Lord Frost said progress had been made during two weeks of intensive talks but “wide divergences remain on some core issues”.
“We continue to work to find solutions that fully respect UK sovereignty,” he said.
Irish Foreign Affairs Minister Simon Coveney responded to Mr Barnier’s comments by tweeting: “A reminder that a #Brexit trade deal is far from certain.”
He added: “We must continue to prepare as a country for all outcomes. A deal remains doable but very difficult.
“Time is short. Thank u @MichelBarnier for your calm and consistent approach.”
A Home Office minister has come under fire over how security checks at the border will be carried out after freedom of movement ends.
Kevin Foster, the minister for future borders and immigration, and department officials faced questions from the Commons Home Affairs Committee on Wednesday on how border checks and immigration rules will change at the end of the Brexit transition period.
Concerns were reignited that the same level of checks for foreign criminals will no longer be carried out at the border if the UK loses access to the European security database known as SIS II (Schengen Information System).
MPs heard around 140 million people come into the country in a normal year and the UK checks SIS II around 600 million times a year, with a “significant” proportion of those thought to be related to border checks.
Mr Foster said Brexit negotiations were ongoing and UK databases could be used instead.
System in place?
But committee chairwoman Yvette Cooper asked: “Where is the system in place?
“This is really just a matter of weeks, a small number of months, until we may need to have a new system at the border and currently, as the minister responsible, you don’t seem to even know what work is being done to keep our borders safe.
“You don’t seem to be able to describe the scale of the challenge in terms of losing this crucial information about people who may be involved in serious organised crime, people who may be sex offenders, people who may be involved in extremism and you can’t describe to us any new alternative database that might have this information on it so that Border Force can take these crucial decisions.
“Why should we have any confidence in you to keep our borders safe?”
Mr Foster said: “I think the confidence we can have chair is, one, the work that we are doing and we have taken forward to secure our borders, two, the fact that we are taking forward changes to our rules.
“So the idea that there is nothing being done is, I think, rather an odd one.”
He added that there was a range of ways to carry out checks at the borders, to which Ms Cooper responded: “I slightly despair about the lack of reassurance that you are able to give us about what practical measures are going to be in place to keep our borders safe.”
In an appearance in front of MPs described by Labour committee member Andrew Gwynne as “pretty woeful throughout”, Mr Foster also faced questioning over how changes to immigration rules could affect child migrants trying to reunite with relatives and how the Home Office will ensure vulnerable people are not penalised in the process.
MPs expressed concern over the lack of detail being provided.

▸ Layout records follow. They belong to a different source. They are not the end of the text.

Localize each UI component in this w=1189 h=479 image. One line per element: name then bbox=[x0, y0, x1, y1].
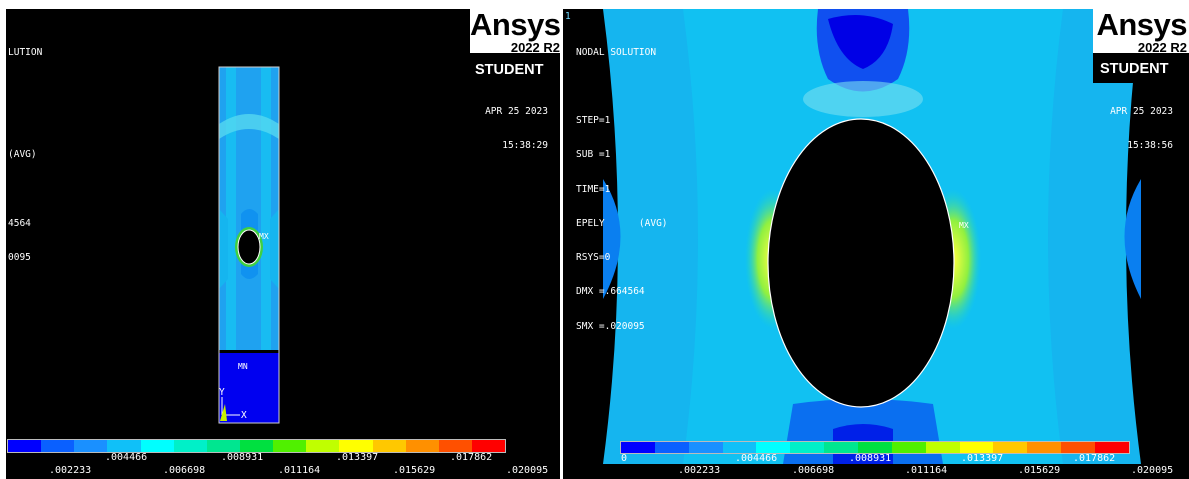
left-axis-y: Y bbox=[219, 387, 225, 398]
legend-swatch-0 bbox=[621, 442, 655, 453]
left-legend-label: .015629 bbox=[393, 465, 436, 476]
legend-swatch-8 bbox=[891, 442, 926, 453]
left-contour-plot bbox=[218, 66, 280, 424]
legend-swatch-6 bbox=[824, 442, 859, 453]
legend-swatch-1 bbox=[654, 442, 689, 453]
left-mn-marker: MN bbox=[238, 362, 248, 371]
right-legend-label: .011164 bbox=[905, 465, 948, 476]
right-legend-label: .020095 bbox=[1131, 465, 1174, 476]
legend-swatch-1 bbox=[41, 440, 75, 452]
legend-swatch-9 bbox=[925, 442, 960, 453]
legend-swatch-11 bbox=[372, 440, 406, 452]
legend-swatch-12 bbox=[405, 440, 439, 452]
legend-swatch-14 bbox=[1095, 442, 1129, 453]
legend-swatch-3 bbox=[722, 442, 757, 453]
left-axis-x: X bbox=[241, 410, 247, 421]
legend-swatch-13 bbox=[438, 440, 472, 452]
student-label: STUDENT bbox=[475, 62, 544, 78]
right-viewport[interactable]: 1 NODAL SOLUTION STEP=1 SUB =1 TIME=1 EP… bbox=[563, 9, 1189, 479]
legend-swatch-5 bbox=[790, 442, 825, 453]
legend-swatch-2 bbox=[74, 440, 108, 452]
right-legend-label: 0 bbox=[621, 453, 628, 464]
legend-swatch-0 bbox=[8, 440, 42, 452]
legend-swatch-3 bbox=[107, 440, 141, 452]
left-legend-label: .017862 bbox=[450, 452, 493, 463]
right-color-legend bbox=[620, 441, 1130, 454]
left-color-legend bbox=[7, 439, 506, 453]
hole bbox=[237, 229, 261, 265]
legend-swatch-10 bbox=[339, 440, 373, 452]
right-legend-label: .017862 bbox=[1073, 453, 1116, 464]
legend-swatch-4 bbox=[140, 440, 174, 452]
legend-swatch-7 bbox=[858, 442, 892, 453]
student-label: STUDENT bbox=[1100, 61, 1169, 77]
ansys-logo: Ansys 2022 R2 bbox=[470, 9, 560, 55]
left-mx-marker: MX bbox=[259, 232, 269, 241]
hole bbox=[767, 118, 955, 408]
left-header-text: LUTION (AVG) 4564 0095 bbox=[8, 46, 43, 264]
legend-swatch-6 bbox=[206, 440, 240, 452]
right-legend-label: .002233 bbox=[678, 465, 721, 476]
left-legend-label: .008931 bbox=[221, 452, 264, 463]
legend-swatch-10 bbox=[959, 442, 994, 453]
right-contour-plot bbox=[603, 9, 1141, 464]
legend-swatch-14 bbox=[471, 440, 506, 452]
left-legend-label: .002233 bbox=[49, 465, 92, 476]
right-legend-label: .015629 bbox=[1018, 465, 1061, 476]
left-timestamp: APR 25 2023 15:38:29 bbox=[485, 105, 548, 152]
right-mx-marker: MX bbox=[959, 221, 969, 230]
right-legend-label: .004466 bbox=[735, 453, 778, 464]
legend-swatch-9 bbox=[306, 440, 340, 452]
legend-swatch-13 bbox=[1061, 442, 1096, 453]
ansys-logo: Ansys 2022 R2 bbox=[1093, 9, 1189, 55]
left-legend-label: .013397 bbox=[336, 452, 379, 463]
legend-swatch-11 bbox=[993, 442, 1028, 453]
legend-swatch-12 bbox=[1027, 442, 1062, 453]
right-legend-label: .006698 bbox=[792, 465, 835, 476]
left-viewport[interactable]: LUTION (AVG) 4564 0095 Ansys 2022 R2 STU… bbox=[6, 9, 560, 479]
legend-swatch-7 bbox=[239, 440, 274, 452]
left-legend-label: .004466 bbox=[105, 452, 148, 463]
legend-swatch-2 bbox=[688, 442, 723, 453]
right-header-text: NODAL SOLUTION STEP=1 SUB =1 TIME=1 EPEL… bbox=[576, 46, 668, 332]
left-legend-label: .011164 bbox=[278, 465, 321, 476]
right-timestamp: APR 25 2023 15:38:56 bbox=[1110, 105, 1173, 152]
clamp-block bbox=[219, 353, 279, 423]
left-legend-label: .006698 bbox=[163, 465, 206, 476]
right-legend-label: .013397 bbox=[961, 453, 1004, 464]
legend-swatch-8 bbox=[273, 440, 307, 452]
legend-swatch-4 bbox=[756, 442, 791, 453]
right-legend-label: .008931 bbox=[849, 453, 892, 464]
legend-swatch-5 bbox=[173, 440, 207, 452]
left-legend-label: .020095 bbox=[506, 465, 549, 476]
window-number: 1 bbox=[565, 11, 571, 22]
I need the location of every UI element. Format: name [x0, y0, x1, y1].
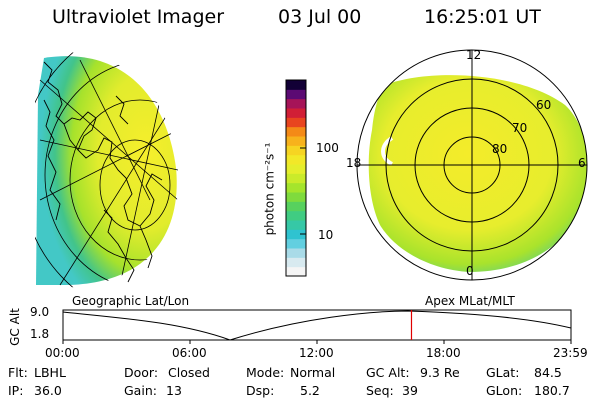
polar-panel-label: Apex MLat/MLT — [425, 294, 515, 308]
colorbar-segment — [286, 80, 306, 90]
mlat-label-80: 80 — [492, 142, 508, 156]
orbit-xtick-2359: 23:59 — [553, 346, 588, 360]
mlt-label-18: 18 — [346, 156, 362, 170]
colorbar-segment — [286, 220, 306, 230]
orbit-ytick-low: 1.8 — [30, 327, 50, 341]
filter-value: LBHL — [34, 365, 66, 380]
orbit-axis-title: GC Alt — [8, 308, 22, 346]
gcalt-value: 9.3 Re — [420, 365, 460, 380]
seq-label: Seq: — [366, 383, 394, 398]
colorbar-tick-100: 100 — [316, 141, 339, 155]
colorbar-segment — [286, 136, 306, 146]
mlt-label-0: 0 — [466, 264, 474, 278]
orbit-altitude-curve — [62, 310, 572, 341]
orbit-plot-frame — [62, 309, 572, 341]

Ms Cooper said: “What I’m finding very hard to understand is that you haven’t done any assessment of the impact on people.
“Surely one of the conclusions of the Windrush report was that the Home Office needed to do proper impact assessments of the impact of its immigration policy decisions on the people who are affected and, in particular, vulnerable people who are affected.
“Why do you not have an assessment of the numbers of people who will be affected by this decision?”